In the past 10-20 years, we have seen a lot of data storage methods come and go, each type bigger and better than the last. As a child of the early 1990s, my first introduction to data storage devices was the floppy disk. These disks stored about 1.4 MB, a pitifully small amount these days. Next came the compact discs (CDs), which allowed for up to 700MB of data storage. These technologies are now used fairly infrequently and have been found to be incompatible with long-term storage for several reasons, including (i) lack of durability (anyone who ever scratched their favorite CD can relate to this), and (ii) their fleeting popularity—most of us would be hard pressed to easily present a computer that could read either format.

Enter DNA, which given its ubiquity in health care as well as nearly all aspects of research, is anticipated to remain read-able in the face of all technological advances. And though we typically think of DNA as existing only in the realm of our bodies or a test tube, and not encoded with digital information, DNA may be making a case for data storage. The idea is fairly simple, at least in theory. DNA strands are comprised of a 4 base “codes”: Adenine (A), Guanine (G), Cytosine (C), and Thymine (T). Digital information is stored as a series of 0s and 1s, but can be converted by translation to DNA. Instead of using the 0s and 1s, information can be encoded in A, G, C, or T. Once the new code has been created labs can write strands of synthetic DNA with the code, and these strands are incredibly miniscule. Each base molecule (e.g., A or G) is only a cubic nanometer, meaning that large amounts of information-rich material can be created without taking up much physical space.

With this ability to store 1 zettabyte (1 billion terabytes) in 1 gram of DNA, there is certainly exciting potential for storage. The longevity of DNA also is incredibly important here. Scientists have been able to extract and sequence genetic information from organisms hundreds of thousands of years old (and even use the resulting sequence to recreate dinosaurs!) which makes it extraordinarily stable.

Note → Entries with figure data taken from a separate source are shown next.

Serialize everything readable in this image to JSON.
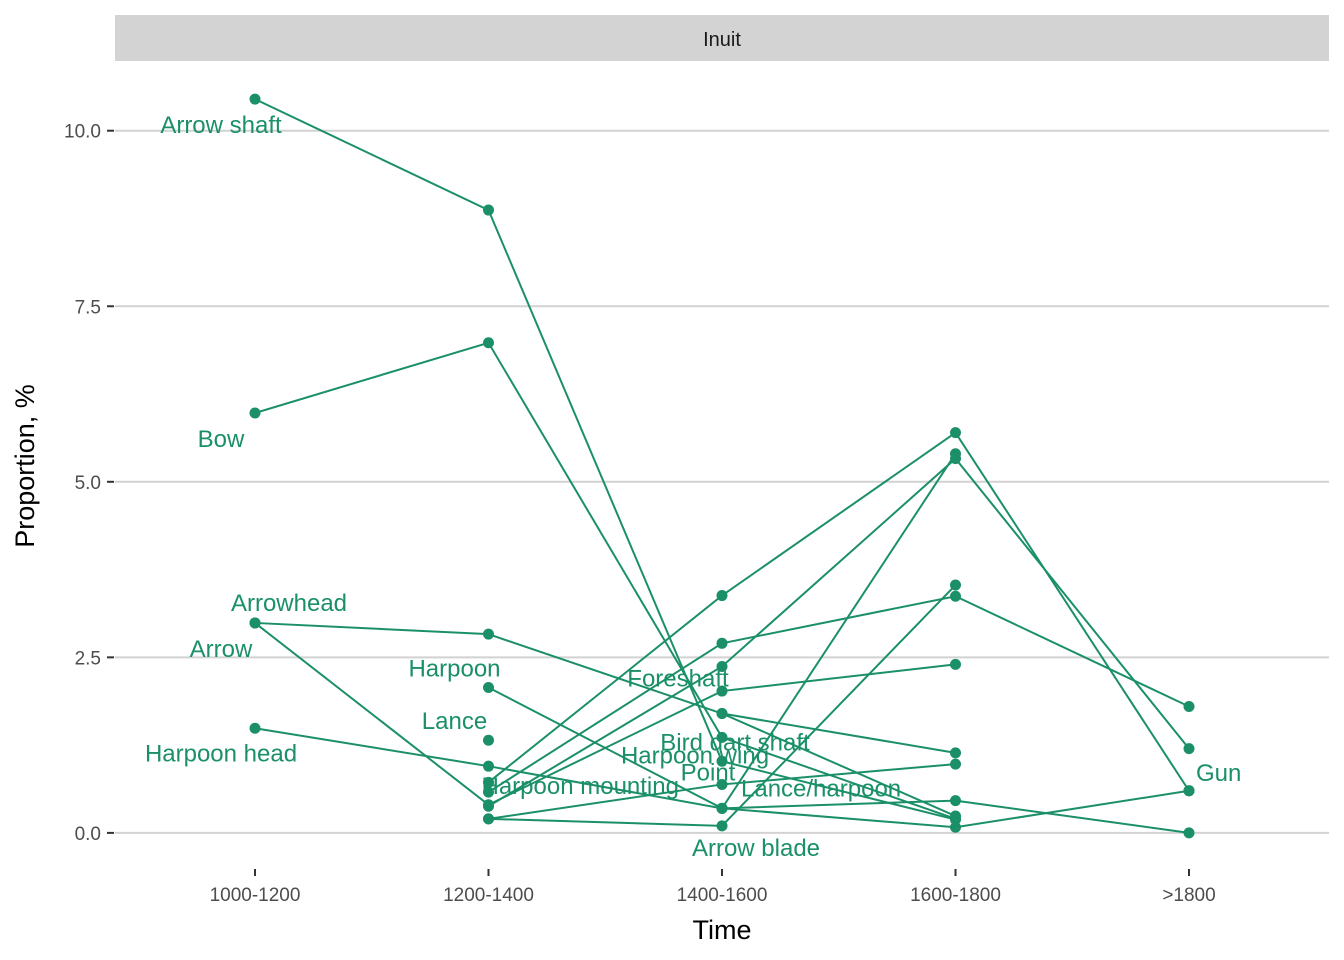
{
  "chart_data": {
    "type": "line",
    "facet": "Inuit",
    "xlabel": "Time",
    "ylabel": "Proportion, %",
    "categories": [
      "1000-1200",
      "1200-1400",
      "1400-1600",
      "1600-1800",
      ">1800"
    ],
    "y_ticks": [
      "0.0",
      "2.5",
      "5.0",
      "7.5",
      "10.0"
    ],
    "ylim": [
      -0.5,
      10.95
    ],
    "grid": "horizontal major",
    "legend": "none",
    "color": "#1b9068",
    "series": [
      {
        "name": "Arrow shaft",
        "label_at": "1000-1200",
        "values": [
          10.45,
          8.87,
          1.02,
          0.19,
          null
        ]
      },
      {
        "name": "Bow",
        "label_at": "1000-1200",
        "values": [
          5.98,
          6.98,
          1.36,
          0.2,
          null
        ]
      },
      {
        "name": "Arrowhead",
        "label_at": "1000-1200",
        "values": [
          2.99,
          2.83,
          1.7,
          1.14,
          null
        ]
      },
      {
        "name": "Arrow",
        "label_at": "1000-1200",
        "values": [
          2.99,
          0.4,
          2.02,
          2.4,
          null
        ]
      },
      {
        "name": "Harpoon head",
        "label_at": "1000-1200",
        "values": [
          1.49,
          0.95,
          0.35,
          0.46,
          0.0
        ]
      },
      {
        "name": "Harpoon",
        "label_at": "1200-1400",
        "values": [
          null,
          2.07,
          0.35,
          0.08,
          0.6
        ]
      },
      {
        "name": "Lance",
        "label_at": "1200-1400",
        "values": [
          null,
          1.32,
          null,
          null,
          null
        ]
      },
      {
        "name": "Harpoon mounting",
        "label_at": "1200-1400",
        "values": [
          null,
          0.2,
          0.69,
          0.98,
          null
        ]
      },
      {
        "name": "Foreshaft",
        "label_at": "1400-1600",
        "values": [
          null,
          0.58,
          2.7,
          3.37,
          1.8
        ]
      },
      {
        "name": "Harpoon wing",
        "label_at": "1400-1600",
        "values": [
          null,
          0.72,
          3.38,
          5.7,
          0.6
        ]
      },
      {
        "name": "Point",
        "label_at": "1400-1600",
        "values": [
          null,
          0.38,
          2.37,
          5.33,
          1.2
        ]
      },
      {
        "name": "Bird dart shaft",
        "label_at": "1400-1600",
        "values": [
          null,
          null,
          1.7,
          0.24,
          null
        ]
      },
      {
        "name": "Lance/harpoon",
        "label_at": "1400-1600",
        "values": [
          null,
          null,
          0.35,
          5.4,
          null
        ]
      },
      {
        "name": "Arrow blade",
        "label_at": "1400-1600",
        "values": [
          null,
          0.2,
          0.1,
          3.53,
          null
        ]
      },
      {
        "name": "Gun",
        "label_at": ">1800",
        "values": [
          null,
          null,
          null,
          null,
          0.6
        ]
      }
    ]
  }
}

Yet the power of this storage tool has yet to be fully explored. In 2012 Harvard researchers encoded 70 billion book copies in 1 cubic millimeter of DNA. More recently, Microsoft engineers have written image files (in the kilobyte range) into DNA strands. So while the scale of projects translated into DNA remain on the low side, will this technology be transformed into a viable source of long-term data storage, or is this fleeting?

There is one looming factor that will determine how useful this technology could be: will it ever be cost-efficient to store data using synthetic DNA? How will we make it easily created and read, and most important, accessible? Accessibility is key here, because even the most efficient and safe storage will not gain traction if costs are prohibitive. Microsoft recently partnered with start-up company Twist Bioscience, producer of synthetic DNA pieces, and bought 10 million strands to experiment with genetic storage. Their most recent efforts in July set the current record at 200 megabytes of data encoded in DNA strands. Though for those without Microsoft’s vast resources, even acquiring the tools to encode the information can be problematic. Writing is currently estimated to be about 1 million times too high for scalability, and while costs of gene sequencing have dropped dramatically since the advent of the technology, it still remains close to $1,000 to sequence 1 genome.

But if this works? We could be someday buying DNA drives instead of a disk drive, and that is something to look forward to.